Sante Lancerio
La testa a tavola

La natura naturale

Dal vino alla pasta, troppo spesso il termine “naturale” nasconde procedimenti "normali". E non cancella il rischio delle sofisticazioni. Lo diceva anche Plinio...

Che cosa differenzia un cosiddetto “vino naturale” da un altro vino? Niente. Perché il vino è naturale per definizione se nasce da un processo naturale come la fermentazione. Processo che peraltro non riguarda solo l’uva, ma in genere tutta la frutta zuccherina.

Poi, possiamo discutere il processo di questa trasformazione, se la fermentazione è spontanea o favorita (ma voi considerereste un parto meno naturale se per accelerare il processo alla paziente venisse iniettata ossitocina?

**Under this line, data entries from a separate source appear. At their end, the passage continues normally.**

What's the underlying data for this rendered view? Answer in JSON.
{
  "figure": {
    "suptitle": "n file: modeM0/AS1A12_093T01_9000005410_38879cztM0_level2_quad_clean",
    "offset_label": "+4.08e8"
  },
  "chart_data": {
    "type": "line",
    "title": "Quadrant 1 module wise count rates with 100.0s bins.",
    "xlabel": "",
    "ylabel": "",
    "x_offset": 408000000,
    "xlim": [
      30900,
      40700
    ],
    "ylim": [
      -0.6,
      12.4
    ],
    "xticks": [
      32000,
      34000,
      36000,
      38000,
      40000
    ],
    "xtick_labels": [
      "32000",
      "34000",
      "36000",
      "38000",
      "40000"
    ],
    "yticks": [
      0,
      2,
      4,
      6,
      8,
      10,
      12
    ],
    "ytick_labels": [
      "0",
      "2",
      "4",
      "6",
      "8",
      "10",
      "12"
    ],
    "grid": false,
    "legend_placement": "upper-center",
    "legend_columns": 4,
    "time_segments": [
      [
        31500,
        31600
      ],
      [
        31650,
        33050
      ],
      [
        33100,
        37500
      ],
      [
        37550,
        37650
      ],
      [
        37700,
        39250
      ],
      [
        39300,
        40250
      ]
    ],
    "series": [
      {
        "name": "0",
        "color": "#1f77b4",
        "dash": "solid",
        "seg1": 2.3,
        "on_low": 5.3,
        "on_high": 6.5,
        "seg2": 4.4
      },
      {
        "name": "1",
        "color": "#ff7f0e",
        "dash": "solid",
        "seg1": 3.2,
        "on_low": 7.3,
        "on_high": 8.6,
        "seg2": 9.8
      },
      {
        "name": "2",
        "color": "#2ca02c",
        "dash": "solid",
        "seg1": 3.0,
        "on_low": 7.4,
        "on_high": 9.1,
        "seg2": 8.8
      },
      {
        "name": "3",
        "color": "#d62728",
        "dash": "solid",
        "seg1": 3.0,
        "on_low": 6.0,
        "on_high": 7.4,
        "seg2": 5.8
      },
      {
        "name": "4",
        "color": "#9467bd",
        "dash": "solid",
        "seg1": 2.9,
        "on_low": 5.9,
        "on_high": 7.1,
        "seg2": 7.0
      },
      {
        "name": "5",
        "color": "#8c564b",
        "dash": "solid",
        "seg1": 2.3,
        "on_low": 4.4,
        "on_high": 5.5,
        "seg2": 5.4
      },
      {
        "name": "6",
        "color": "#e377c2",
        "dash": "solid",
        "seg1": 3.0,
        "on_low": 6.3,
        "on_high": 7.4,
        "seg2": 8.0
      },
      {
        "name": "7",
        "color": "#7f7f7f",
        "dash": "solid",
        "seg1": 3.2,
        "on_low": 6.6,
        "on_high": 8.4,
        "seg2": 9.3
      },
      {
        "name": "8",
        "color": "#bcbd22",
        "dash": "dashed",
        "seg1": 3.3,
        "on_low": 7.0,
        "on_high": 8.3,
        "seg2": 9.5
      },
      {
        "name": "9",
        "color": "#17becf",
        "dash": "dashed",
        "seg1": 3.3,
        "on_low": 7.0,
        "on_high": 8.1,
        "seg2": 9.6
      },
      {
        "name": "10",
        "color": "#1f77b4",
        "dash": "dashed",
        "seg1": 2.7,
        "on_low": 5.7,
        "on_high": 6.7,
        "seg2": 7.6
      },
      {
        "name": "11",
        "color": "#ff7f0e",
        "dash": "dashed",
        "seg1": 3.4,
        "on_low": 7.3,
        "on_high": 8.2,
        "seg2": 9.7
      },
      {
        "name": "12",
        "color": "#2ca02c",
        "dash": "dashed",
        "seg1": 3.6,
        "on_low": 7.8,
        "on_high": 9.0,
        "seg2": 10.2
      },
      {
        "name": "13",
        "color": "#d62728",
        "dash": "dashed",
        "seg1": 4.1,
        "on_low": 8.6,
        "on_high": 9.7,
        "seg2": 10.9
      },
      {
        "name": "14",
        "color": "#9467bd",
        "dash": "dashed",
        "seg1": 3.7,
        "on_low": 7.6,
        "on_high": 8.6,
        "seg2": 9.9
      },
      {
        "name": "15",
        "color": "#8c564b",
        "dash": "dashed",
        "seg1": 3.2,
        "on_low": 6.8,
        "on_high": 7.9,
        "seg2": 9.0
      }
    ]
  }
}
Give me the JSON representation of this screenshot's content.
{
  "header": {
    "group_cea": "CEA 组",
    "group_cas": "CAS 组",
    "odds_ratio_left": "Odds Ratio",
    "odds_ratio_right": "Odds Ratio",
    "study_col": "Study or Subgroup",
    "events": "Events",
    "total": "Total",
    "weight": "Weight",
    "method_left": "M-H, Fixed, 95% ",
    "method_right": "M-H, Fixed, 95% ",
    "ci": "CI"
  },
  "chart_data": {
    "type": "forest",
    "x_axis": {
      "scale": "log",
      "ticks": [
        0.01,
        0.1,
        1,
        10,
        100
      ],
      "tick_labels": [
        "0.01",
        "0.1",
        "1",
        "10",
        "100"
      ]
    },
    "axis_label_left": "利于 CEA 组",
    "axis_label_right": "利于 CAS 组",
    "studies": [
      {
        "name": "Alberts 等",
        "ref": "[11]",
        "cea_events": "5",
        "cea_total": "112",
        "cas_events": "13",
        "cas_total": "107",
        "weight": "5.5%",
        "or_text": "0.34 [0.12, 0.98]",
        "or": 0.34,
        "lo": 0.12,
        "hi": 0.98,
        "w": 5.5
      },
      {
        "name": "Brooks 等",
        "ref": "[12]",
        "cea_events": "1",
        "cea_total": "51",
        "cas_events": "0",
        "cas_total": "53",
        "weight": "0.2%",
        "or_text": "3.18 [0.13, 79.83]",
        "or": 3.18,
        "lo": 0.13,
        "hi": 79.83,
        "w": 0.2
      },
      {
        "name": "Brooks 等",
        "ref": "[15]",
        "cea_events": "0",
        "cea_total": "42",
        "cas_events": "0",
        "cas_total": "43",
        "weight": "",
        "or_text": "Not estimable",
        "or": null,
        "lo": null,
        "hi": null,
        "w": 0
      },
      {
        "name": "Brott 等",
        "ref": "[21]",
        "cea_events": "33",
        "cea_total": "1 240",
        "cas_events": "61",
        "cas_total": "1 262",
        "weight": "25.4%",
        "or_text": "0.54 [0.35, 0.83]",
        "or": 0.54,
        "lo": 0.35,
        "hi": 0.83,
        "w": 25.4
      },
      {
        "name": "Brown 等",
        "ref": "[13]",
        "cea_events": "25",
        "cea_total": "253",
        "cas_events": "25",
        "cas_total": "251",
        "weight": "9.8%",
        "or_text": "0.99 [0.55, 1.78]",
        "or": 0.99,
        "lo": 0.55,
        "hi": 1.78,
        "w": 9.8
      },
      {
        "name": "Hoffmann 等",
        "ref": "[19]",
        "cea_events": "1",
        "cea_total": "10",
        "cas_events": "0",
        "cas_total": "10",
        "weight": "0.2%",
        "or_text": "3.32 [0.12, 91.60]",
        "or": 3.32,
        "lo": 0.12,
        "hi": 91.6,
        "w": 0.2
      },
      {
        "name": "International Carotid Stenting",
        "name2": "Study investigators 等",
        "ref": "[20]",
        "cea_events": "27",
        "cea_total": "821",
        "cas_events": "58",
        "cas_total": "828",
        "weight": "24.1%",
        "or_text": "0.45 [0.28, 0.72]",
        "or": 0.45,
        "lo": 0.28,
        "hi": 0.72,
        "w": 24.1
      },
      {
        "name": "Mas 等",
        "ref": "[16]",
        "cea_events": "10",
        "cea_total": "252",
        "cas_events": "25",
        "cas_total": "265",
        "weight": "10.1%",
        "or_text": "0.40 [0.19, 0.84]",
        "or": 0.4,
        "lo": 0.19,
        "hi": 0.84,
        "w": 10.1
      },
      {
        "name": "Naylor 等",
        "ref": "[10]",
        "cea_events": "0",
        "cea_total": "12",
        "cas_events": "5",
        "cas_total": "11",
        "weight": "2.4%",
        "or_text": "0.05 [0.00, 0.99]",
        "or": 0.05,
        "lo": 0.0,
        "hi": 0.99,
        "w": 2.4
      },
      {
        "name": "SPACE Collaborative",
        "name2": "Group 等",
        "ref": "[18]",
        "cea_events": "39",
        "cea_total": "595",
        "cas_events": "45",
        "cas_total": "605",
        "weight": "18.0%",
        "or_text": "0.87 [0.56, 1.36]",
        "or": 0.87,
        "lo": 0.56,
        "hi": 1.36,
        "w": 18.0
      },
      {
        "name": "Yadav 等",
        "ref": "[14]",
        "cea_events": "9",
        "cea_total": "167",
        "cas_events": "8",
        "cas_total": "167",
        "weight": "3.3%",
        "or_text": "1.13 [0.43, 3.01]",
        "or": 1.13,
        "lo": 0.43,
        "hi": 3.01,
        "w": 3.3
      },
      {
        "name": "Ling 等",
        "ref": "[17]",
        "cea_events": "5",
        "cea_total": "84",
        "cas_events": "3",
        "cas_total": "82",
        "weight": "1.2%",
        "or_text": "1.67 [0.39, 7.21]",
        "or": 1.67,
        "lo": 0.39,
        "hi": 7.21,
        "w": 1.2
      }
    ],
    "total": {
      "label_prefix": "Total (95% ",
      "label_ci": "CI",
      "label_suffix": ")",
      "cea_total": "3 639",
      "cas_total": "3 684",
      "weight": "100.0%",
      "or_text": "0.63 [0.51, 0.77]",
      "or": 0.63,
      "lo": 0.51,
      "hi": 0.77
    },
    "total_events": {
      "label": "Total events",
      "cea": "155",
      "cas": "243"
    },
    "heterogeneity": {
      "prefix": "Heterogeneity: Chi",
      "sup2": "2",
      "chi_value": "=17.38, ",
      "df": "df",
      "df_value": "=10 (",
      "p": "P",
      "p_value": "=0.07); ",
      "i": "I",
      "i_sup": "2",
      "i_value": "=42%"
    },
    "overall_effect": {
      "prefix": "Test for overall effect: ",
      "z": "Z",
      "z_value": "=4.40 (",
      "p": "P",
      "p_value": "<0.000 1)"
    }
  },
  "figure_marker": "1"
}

E la figlia e il figlio nascitura non sarebbero comunque frutto di un processo naturale?), se il processo di vinificazione è fatto con lieviti indigeni o meno, tante soluzioni differenti che fanno il vino diverso dall’altro, per procedura della vinificazione e per risultato finale. Ovviamente, se questo processo segue le rigide norme a tutela del consumatore. Se è una frode, e il prodotto è fatto con le cartine o processi non naturali come l’aggiunta di metanolo (vedi anni ’90) allora sì, saremmo di fronte ad un vino non naturale.

Stabilito, almeno per mia convinzione, che il vino si ottiene tramite un processo naturale che può essere fatto più o meno bene grazie alle conoscenze che ci ha fornito Pasteur e che hanno dato vita all’enologia, l’altro elemento che viene da chiederci è: una bevanda che sa di aceto, è torbida e emana un odore poco gradevole, piò essere apprezzata solo perché all’uva viene chiesto di fare tutto da sola? Per fortuna, questa prima fase pioneristica è in fase di abbandono. I vini naturali, che siano biodinamici o altro, oggi vengono immessi sul mercato con chiarificazioni e filtrazioni per caduta, stabilizzati con i solfiti naturale, e sì, possono mantenere una macerazione un po’ invadente, ma in un contesto di qualità per il consumatore a cui non viene più richiesto una fede in un prodotto che alla fine risponde ad un solo concetto: il marketing.

Negli ultimi anni abbiamo assistito a un processo di ineducazione del consumatore. Gli abbiamo insegnato che il lattosio fa male (cosa peraltro non vera), ma al contempo non gli abbiamo detto in quali prodotti può esserci e in quali no, educandoli ad una conoscenza della natura e dei suoi processi per ottenere cibo, sano e nutriente. E così troviamo al mercato gente che chiede al norcino parmigiano senza lattosio, quando il parmigiano è sempre senza lattosio. O, peggio, il glutine, diventato il male assoluto. Continuiamo, per fortuna, a mangiare la pasta, però poi compriamo buste con sopra scritto senza glutine anche per prodotti che di base non lo contengono.

Sia chiaro, la sofisticazione alimentare esiste, possiamo ricordare la mucca pazza o in precedenza l’uso degli estrogeni per aumentare il peso dei bovini o il mercurio ritrovato nei pesci, o il metanolo che abbiamo ricordato sopra. Ma c’anche una componente umana: Corrado Barberis, uno dei massimo studiosi di sociologia rurale scomparso nel 2019 ha avuto modo di raccontarci come Plinio si lamentasse come i romani che avevano portato gli asparagi, con la loro produzione, ad essere ben più consistenti e “robusti” di quelli selvatici, o il medico dei principi di Acaia, Giacomo Albini, nel 1300 lamentasse l’incarceramento degli animali, onde evitare che perdessero peso e la carne, al contrario, fosse più grassa, a vantaggio dei benefici economici dei loro proprietari. Forme ancestrali, diremmo oggi, di sofisticazioni. Tutte naturali.

Quello che serve è la conoscenza.


L’immagine della rubrica è di Roberto Cavallini.